Dec. 18 (Bloomberg) -- European two-year government note yields were near the lowest level in at least 18 years before a report that will probably show business confidence slid in Germany, the region’s largest economy, fueling speculation policy makers will cut interest rates next month.

Gains yesterday sent the yield on the 10-year German bund to less than 3 percent at the close for the first time since at least 1989. The Munich-based Ifo institute will say today that its business climate index, based on a survey of around 7,000 executives, fell to 84, from 85.8 in November, according to economists. Last month’s reading was the lowest in 16 years.

“It’s going to get worse,” said Wilson Chin, a fixed-income strategist at ING Groep NV in Amsterdam. “The economy has yet to reach the bottom. There’s a scope for the ECB to cut interest rates further and bond yields to fall.”

The two-year yield was at 1.88 percent as of 7:05 a.m. in London. It fell yesterday to the lowest level since at least 1990, when Bloomberg records began. The 2.25 percent security due December 2010 slipped 0.02, or 20 euro cents per 1,000-euro ($1,441) face amount, to 100.71. The yield on the 10-year bund, Europe’s benchmark government security, was at 2.99 percent. Yields move inversely to bond prices.

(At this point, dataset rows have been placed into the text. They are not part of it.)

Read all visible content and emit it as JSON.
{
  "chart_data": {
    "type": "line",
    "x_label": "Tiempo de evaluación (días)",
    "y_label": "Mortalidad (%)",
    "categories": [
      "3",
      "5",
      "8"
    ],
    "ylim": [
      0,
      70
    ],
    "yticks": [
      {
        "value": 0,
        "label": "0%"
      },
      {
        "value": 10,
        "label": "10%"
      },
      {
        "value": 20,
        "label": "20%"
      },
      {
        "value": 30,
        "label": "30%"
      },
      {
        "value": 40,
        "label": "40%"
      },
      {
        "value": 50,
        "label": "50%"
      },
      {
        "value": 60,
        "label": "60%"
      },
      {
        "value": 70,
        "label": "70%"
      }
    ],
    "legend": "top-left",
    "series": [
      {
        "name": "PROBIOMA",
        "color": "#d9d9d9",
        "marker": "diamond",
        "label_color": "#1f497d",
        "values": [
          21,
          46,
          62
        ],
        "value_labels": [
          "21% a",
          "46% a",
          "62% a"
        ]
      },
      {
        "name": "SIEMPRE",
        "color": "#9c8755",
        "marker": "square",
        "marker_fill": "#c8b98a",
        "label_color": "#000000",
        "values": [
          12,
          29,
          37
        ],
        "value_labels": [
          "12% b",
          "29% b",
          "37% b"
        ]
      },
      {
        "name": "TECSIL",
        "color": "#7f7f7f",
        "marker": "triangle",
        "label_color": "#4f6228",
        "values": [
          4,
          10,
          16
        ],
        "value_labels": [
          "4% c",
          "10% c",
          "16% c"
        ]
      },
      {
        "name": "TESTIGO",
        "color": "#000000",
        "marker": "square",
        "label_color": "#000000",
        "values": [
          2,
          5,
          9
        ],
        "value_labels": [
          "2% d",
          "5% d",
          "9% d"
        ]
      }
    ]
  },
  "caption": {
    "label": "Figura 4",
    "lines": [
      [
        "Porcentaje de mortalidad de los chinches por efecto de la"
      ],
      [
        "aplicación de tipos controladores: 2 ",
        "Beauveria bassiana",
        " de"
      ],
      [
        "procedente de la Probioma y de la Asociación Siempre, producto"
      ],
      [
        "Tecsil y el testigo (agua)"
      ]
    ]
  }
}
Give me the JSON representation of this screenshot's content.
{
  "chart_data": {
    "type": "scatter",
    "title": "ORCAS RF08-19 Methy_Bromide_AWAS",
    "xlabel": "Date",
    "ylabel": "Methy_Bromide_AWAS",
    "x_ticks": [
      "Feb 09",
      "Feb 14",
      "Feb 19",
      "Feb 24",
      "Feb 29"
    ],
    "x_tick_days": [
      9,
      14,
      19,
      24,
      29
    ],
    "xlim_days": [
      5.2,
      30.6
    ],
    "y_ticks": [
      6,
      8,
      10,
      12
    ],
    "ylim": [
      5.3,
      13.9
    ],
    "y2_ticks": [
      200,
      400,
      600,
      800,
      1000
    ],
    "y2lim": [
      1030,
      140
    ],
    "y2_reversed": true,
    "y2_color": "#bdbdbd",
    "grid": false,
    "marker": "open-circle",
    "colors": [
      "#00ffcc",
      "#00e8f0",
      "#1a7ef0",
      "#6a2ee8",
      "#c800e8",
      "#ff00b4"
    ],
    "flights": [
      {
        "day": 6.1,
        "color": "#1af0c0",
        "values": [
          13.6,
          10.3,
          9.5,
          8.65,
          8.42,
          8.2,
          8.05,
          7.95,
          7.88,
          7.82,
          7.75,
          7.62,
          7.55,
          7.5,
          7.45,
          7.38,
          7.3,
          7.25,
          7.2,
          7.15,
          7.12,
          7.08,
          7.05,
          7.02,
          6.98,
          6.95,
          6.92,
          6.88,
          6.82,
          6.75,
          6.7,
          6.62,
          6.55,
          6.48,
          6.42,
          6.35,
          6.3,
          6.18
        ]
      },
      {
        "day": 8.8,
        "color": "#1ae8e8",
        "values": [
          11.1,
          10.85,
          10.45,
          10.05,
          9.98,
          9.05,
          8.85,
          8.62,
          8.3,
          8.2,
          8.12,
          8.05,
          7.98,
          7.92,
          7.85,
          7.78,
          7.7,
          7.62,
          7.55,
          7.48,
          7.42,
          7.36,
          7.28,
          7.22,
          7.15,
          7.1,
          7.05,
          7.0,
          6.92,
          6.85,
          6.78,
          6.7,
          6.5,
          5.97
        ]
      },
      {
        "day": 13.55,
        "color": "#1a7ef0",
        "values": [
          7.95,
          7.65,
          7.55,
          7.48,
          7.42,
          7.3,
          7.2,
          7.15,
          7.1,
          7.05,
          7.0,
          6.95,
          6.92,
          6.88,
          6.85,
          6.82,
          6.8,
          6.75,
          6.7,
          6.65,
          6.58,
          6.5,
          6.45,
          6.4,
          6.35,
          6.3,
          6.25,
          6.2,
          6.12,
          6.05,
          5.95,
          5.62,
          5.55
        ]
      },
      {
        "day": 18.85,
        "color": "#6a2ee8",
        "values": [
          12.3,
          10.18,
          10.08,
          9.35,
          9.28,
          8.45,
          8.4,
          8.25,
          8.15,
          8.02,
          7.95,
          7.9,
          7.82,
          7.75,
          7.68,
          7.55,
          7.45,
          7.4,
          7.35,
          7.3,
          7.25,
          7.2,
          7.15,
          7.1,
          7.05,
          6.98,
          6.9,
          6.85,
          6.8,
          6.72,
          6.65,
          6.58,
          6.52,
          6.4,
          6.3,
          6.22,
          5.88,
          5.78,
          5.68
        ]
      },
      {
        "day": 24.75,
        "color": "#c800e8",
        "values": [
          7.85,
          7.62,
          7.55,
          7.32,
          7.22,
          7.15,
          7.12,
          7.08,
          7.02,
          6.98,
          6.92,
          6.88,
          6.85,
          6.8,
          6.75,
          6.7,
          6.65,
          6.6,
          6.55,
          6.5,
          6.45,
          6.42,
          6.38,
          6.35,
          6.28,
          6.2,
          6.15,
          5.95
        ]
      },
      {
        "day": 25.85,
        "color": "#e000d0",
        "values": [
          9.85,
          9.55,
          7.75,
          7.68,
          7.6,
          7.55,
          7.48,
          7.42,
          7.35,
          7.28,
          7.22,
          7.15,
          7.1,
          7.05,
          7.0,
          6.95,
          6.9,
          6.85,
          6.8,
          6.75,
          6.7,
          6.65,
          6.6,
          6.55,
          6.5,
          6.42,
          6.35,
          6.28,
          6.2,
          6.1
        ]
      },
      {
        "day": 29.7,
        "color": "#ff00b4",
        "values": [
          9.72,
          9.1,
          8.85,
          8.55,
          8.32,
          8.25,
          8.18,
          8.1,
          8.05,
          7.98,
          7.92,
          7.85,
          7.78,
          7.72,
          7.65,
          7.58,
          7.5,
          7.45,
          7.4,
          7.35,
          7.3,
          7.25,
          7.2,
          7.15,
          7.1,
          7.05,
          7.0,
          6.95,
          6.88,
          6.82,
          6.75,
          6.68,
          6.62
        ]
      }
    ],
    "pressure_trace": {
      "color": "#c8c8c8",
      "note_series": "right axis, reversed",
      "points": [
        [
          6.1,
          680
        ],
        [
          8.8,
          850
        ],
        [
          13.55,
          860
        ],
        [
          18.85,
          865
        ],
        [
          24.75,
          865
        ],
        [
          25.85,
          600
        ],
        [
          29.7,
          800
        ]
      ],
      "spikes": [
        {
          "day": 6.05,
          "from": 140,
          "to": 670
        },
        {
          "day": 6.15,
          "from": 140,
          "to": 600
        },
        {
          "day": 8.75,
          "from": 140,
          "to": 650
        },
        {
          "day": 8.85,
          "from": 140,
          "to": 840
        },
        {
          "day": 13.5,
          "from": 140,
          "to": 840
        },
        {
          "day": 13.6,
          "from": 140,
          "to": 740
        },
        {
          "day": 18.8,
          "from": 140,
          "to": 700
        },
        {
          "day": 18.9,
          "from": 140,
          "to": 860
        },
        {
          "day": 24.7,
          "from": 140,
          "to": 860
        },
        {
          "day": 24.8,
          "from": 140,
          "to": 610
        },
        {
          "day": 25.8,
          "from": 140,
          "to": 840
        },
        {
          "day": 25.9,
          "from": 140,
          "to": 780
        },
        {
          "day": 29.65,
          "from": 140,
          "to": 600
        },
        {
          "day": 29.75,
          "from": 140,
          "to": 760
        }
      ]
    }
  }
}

The world’s biggest central banks are lowering borrowing costs to combat the worst economic decline since the Great Depression.

The Federal Reserve cut its target rate for overnight loans to a range of zero to 0.25 percent on Dec. 16 and pledged to buy unlimited quantities of securities. Possible steps in coming months include financing for a new package to shore up the housing industry and expanding a $200 billion program to underpin credit card and student loans.

German bonds returned almost 12 percent this year, compared with more than 11 percent for gilts and more than 14 percent for U.S. Treasuries, according to Merrill Lynch & Co.’s German Federal Government, U.K. Gilts and U.S. Treasury Master indexes. By comparison, the Stoxx 600 slid 46 percent. Oil fell 58 percent.